The other contains the same IDs, but each twice with slightly different information.
What I'm doing:
I create a list of lists with ID and group informazion, like this:
table = [[ID, group], [ID, group], [ID, group], ...]
Then, because the second file is huge and not sorted in the same way as the first, I want to create a dictionary as index. In this index, I would like to save the ID and where it can be found inside the file so I can quickly jump there later. The problem there, of course, is that every ID appears twice. My simple solution (but I'm in doubt about this) is adding an -a or -b to the ID:
index = {"ID-a": [FPos, length], "ID-b": [FPOS, length], "ID-a": [FPos, length], ...}
The code for this:
for line in file:
read = (line.split("\t"))[0]
if not (read+"-a") in indices:
index = read + "-a"
length = len(line)
indices[index] = [FPos, length]
else:
index = read + "-b"
length = len(line)
indices[index] = [FPos, length]
FPos += length
What I am wondering now is if the next step is actually valid (I don't get errors, but I have some doubts about the output files).
for name in table:
head = name[0]
## first round
(FPos,length) = indices[head+"-a"]
file.seek(FPos)
line = file.read(length)
line = line.rstrip()
items = line.split("\t")
output = ["#" + head +" "+ "1:N:0:" +"\n"+ items[9] +"\n"+ "+" +"\n"+ items[10] +"\n"]
name.append(output)
##second round
(FPos,length) = indices[head+"-b"]
file.seek(FPos)
line = file.read(length)
line = line.rstrip()
items = line.split("\t")
output = ["#" + head +" "+ "2:N:0:" +"\n"+ items[9] +"\n"+ "+" +"\n"+ items[10] +"\n"]
name.append(output)
Is it ok to use a for loop like that?
Is there a better, cleaner way to do this?

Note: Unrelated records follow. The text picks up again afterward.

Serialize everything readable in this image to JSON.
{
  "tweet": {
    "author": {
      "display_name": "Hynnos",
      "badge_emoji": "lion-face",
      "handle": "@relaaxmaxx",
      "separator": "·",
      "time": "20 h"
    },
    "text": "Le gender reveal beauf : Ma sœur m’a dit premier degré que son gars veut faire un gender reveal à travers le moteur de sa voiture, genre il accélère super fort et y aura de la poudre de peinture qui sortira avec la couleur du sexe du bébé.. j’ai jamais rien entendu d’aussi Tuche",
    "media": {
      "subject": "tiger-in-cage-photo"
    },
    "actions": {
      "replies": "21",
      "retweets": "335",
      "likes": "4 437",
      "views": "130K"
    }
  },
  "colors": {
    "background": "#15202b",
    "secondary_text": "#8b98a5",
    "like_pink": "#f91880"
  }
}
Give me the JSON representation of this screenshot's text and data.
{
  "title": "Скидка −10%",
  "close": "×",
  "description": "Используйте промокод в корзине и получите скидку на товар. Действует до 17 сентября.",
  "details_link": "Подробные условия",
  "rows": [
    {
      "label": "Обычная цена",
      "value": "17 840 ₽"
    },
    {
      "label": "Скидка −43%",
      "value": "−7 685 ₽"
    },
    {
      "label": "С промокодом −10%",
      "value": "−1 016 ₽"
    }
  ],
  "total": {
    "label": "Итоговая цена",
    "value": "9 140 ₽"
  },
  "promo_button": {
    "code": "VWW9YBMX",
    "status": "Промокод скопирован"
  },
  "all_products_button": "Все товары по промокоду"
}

Use a defaultdict(list) to save all your file offsets by ID:
from collections import defaultdict
index = defaultdict(list)
for line in file:
# ...code that loops through file finding ID lines...
index[id_value].append((fileposn,length))
The defaultdict will take care of initializing to an empty list on the first occurrence of a given id_value, and then the (fileposn,length) tuple will be appended to it.
This will accumulate all references to each id into the index, whether there are 1, 2, or 20 references. Then you can just search through the given fileposn's for the related data.